The election of Tuesday, 3 November, 1936 was the most lopsided since James Monroe ran unopposed in 1820.  Eighty-three percent of eligible voters showed up at the polls and Roosevelt won almost 61% of their vote.  He carried every state in the union except Vermont and Maine, giving rise to the Democratic twist on the old adage, “As Maine goes, so goes Vermont”. 
Roosevelt won 532 electoral votes to Landon’s 8.  Seventy-one percent of Americans of African decent voted Democratic, as well as 57% of women, 63% of men, 76% of low income voters, 80% of Catholics and 86% of Jewish voters. After the election the Democrats held the Senate, 75-16, and the House, 332 to just 88 Republicans.
Landon would admit that his attack upon Social Security had been a mistake, and henceforth he publicly opposed any attempt to dismantle this New Deal program. John D. Hamilton would say after the election, "The Lord himself couldn't have beaten Roosevelt in 1936, much less the Liberty League." Maybe; but the election was the death knell of the Liberty League. They lingered into 1940, when the DuPont family finally pulled their funding, and the group quietly died. Long before that John Hamilton had his own reactionary reckoning. 
In 1937 Hamilton's wife sued him for divorce, on the grounds of “gross neglect of duty, abandonment and extreme cruelty.” That same year Alf Landon had Hamilton removed as Party Chairman, as Landon tried to rebuild the party in his own Midwestern less reactionary less-ideological image.
Under Landon's non-red baiting non-FDR hating conservative guidance,  the party stopped trying to overturn all of the New Deal all at once and began to climb its way back. The Republicans would gain strength until 1948 when it looked like they were certain to regain the White House. 
But late in that campaign they gloated too publicly about finally eliminating Social Security,  and that handed Harry Truman his come-from-behind re-election. It was not until Ronald Reagan in his 1981 inauguration speech that the G.O.P again openly called for overturning substantial parts of New Deal programs. But even Reagan knew better that to attack Social Security, openly. 
The election left Bertrand Snell, the leader of smallest minority in the House of Representatives since the Civil War.  He was one of the few Republicans re-elected in 1936. But he did not run again in 1938.  Instead, he went into the newspaper business. He published the "Potsdam, New York Courier-Freeman" and ran it until 1949. He also became the owner of the New York State Oil Company. He was ably qualified for both of those jobs. He died in 1958, while a Republican occupied the White House. That Republican was Dwight D. Eisenhower, He was a national hero, born and raised in Kansas, and a product of the Landon influence. But the conservative wing of the GOP charged that "Ike" was a Republican In Name Only, and his administration was nothing better than a "little New Deal" administration. 

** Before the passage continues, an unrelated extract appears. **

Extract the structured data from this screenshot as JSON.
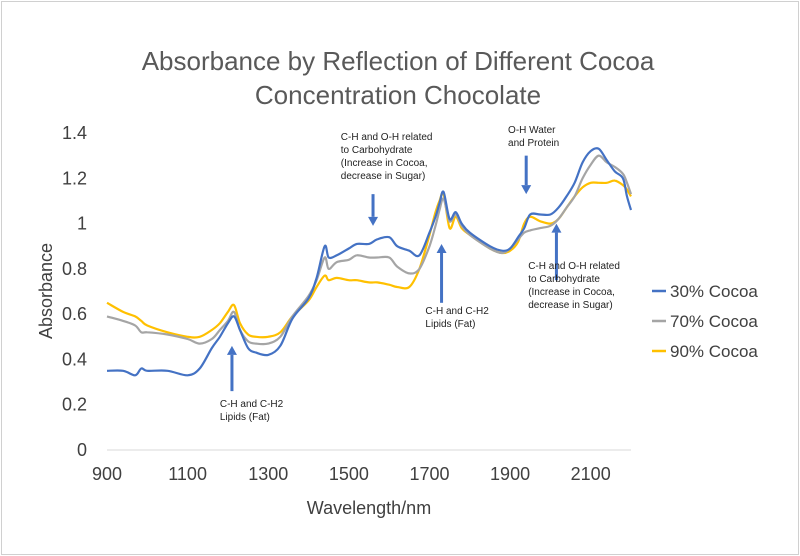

It seemed that with time, the Grand Old Party is determined to forget the lesson Bertrand Snell had sacrificed to teach them, and which Alf Landon had given so much to drive home to the party faithful. Running against Social Security is political suicide. And now so are abortion rights and the Affordable Care Act. Republican ideology is so convinced it is evil, they have become blind to the advantages it gives middle class Americans.  And that isolates them as they have not been since 1936.